Ah, so why is Kinetic Energy proportional to the square of velocity? Well, I am not sure I can answer that, but i have had an interesting insight that shows if anything measures energy of motion "intuitively" it must be proportional to v^2.

Now by "intuitively" I mean that if I put 1 "oomph" of energy into generating movement in a Newtonian system, the system measures 1, and if I put another N "Oomphs" it measures N+1. All while conserving momentum (which is CRITICAL).

Consider the Oomph to be that energy of motion generated by splitting a unit mass into 2 halves, each travelling at 1 unit of speed. Let us make the further intuitive assumption that the amount of kinetic energy generated by an "Oomph" is proportional to the mass of the particle (this can be intuited by considering a big particle to be made of N small ones and assuming KE is additive).

Then at rest, we say (reasonably) that Kinetic Energy is 0.

After 1 Oomph (splitting of unit mass into 2 particles of 1/2u mass going at 1u velociy), let us define the Kinetic energy of this system to be 1, and since things are additive and symmetric, each particle has KE of 0.5.

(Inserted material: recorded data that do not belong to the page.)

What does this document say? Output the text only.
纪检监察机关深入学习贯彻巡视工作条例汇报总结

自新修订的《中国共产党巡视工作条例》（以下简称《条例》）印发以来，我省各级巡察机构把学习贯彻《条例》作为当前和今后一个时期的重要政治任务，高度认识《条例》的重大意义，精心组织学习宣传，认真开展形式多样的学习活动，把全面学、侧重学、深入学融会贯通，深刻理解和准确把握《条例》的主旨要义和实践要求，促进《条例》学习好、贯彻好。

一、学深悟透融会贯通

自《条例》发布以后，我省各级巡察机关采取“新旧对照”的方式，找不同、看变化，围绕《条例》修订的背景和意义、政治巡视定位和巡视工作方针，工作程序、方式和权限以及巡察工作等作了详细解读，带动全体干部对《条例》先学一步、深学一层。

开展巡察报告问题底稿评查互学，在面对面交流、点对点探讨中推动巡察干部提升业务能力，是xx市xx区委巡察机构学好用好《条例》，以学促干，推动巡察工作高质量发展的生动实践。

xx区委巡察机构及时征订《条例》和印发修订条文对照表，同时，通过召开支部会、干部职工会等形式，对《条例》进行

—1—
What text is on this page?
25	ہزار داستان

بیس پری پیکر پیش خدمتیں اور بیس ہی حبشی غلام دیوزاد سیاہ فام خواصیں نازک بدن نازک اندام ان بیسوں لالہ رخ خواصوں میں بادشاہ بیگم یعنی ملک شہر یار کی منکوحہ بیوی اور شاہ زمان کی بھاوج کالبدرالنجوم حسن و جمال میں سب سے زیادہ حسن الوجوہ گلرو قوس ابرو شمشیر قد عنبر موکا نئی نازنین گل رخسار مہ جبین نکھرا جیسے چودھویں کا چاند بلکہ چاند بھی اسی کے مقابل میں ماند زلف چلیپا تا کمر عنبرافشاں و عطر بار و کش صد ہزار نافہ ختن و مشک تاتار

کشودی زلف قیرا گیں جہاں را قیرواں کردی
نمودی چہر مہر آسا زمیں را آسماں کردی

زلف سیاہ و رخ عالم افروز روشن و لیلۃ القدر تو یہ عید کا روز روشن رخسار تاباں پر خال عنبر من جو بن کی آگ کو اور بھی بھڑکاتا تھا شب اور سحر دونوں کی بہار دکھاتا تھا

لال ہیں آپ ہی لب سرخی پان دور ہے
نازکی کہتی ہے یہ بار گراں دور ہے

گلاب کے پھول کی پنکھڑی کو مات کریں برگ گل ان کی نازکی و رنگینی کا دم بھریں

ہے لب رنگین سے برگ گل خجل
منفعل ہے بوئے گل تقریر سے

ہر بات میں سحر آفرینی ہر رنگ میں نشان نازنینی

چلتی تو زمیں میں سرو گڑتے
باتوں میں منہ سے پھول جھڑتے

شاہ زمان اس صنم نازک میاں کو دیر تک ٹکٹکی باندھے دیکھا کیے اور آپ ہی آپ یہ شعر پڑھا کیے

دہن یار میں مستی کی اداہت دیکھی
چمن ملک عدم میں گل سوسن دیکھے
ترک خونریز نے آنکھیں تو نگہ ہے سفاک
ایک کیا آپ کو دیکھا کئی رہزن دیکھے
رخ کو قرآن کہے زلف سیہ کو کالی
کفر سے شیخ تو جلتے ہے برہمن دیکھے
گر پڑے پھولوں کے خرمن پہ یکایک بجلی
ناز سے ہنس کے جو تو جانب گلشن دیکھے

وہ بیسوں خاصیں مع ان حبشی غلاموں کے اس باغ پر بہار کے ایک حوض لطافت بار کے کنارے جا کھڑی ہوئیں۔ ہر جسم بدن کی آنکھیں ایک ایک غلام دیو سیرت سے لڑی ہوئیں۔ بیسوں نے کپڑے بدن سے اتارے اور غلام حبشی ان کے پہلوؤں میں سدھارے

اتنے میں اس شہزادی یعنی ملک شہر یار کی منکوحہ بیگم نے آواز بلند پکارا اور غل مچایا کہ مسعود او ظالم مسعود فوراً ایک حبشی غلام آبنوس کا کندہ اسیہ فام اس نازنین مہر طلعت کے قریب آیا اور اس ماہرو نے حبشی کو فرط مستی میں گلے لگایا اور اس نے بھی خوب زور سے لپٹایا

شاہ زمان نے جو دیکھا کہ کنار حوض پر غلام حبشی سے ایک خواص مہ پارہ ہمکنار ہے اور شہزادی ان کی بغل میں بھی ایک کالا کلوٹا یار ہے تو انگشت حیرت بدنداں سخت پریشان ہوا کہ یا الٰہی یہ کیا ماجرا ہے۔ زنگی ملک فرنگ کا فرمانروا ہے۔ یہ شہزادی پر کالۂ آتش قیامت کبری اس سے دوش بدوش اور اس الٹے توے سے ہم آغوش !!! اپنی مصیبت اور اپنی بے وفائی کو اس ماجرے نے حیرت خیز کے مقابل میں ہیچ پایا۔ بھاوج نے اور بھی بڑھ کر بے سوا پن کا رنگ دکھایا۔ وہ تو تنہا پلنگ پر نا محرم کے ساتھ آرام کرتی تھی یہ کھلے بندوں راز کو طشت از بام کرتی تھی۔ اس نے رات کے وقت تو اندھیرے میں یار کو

Then let the right hand particle undergo a "Half Oomph", splitting it into 2 1/4 mass units with unit velocity (relative to its inertial frame). Now what is the energy of the system?

0.5 (left particle) + 0 (left of right particle) + energy of the right right particle.

BUT this must equal 1.5 if it is to conserve "Oomphs".

So the energy of the right right particle MUST be 1.

Assuming it is proportional to mass, we can say that IF it was mass 1, it would have KE of 4.

And we can carry on subividing the right hand particle and easily prove by induction that for all N, the KE of a unit mass particle travelling at speed N is N^2.

So if there IS an additive measure which measures "Oomphs" faithfully, it must increase on a particle as the square of its velocity, at last for integral values.

Once we have it for integers it is easy to extend it to rationals by considering smaller Oomphs than unit Oomphs.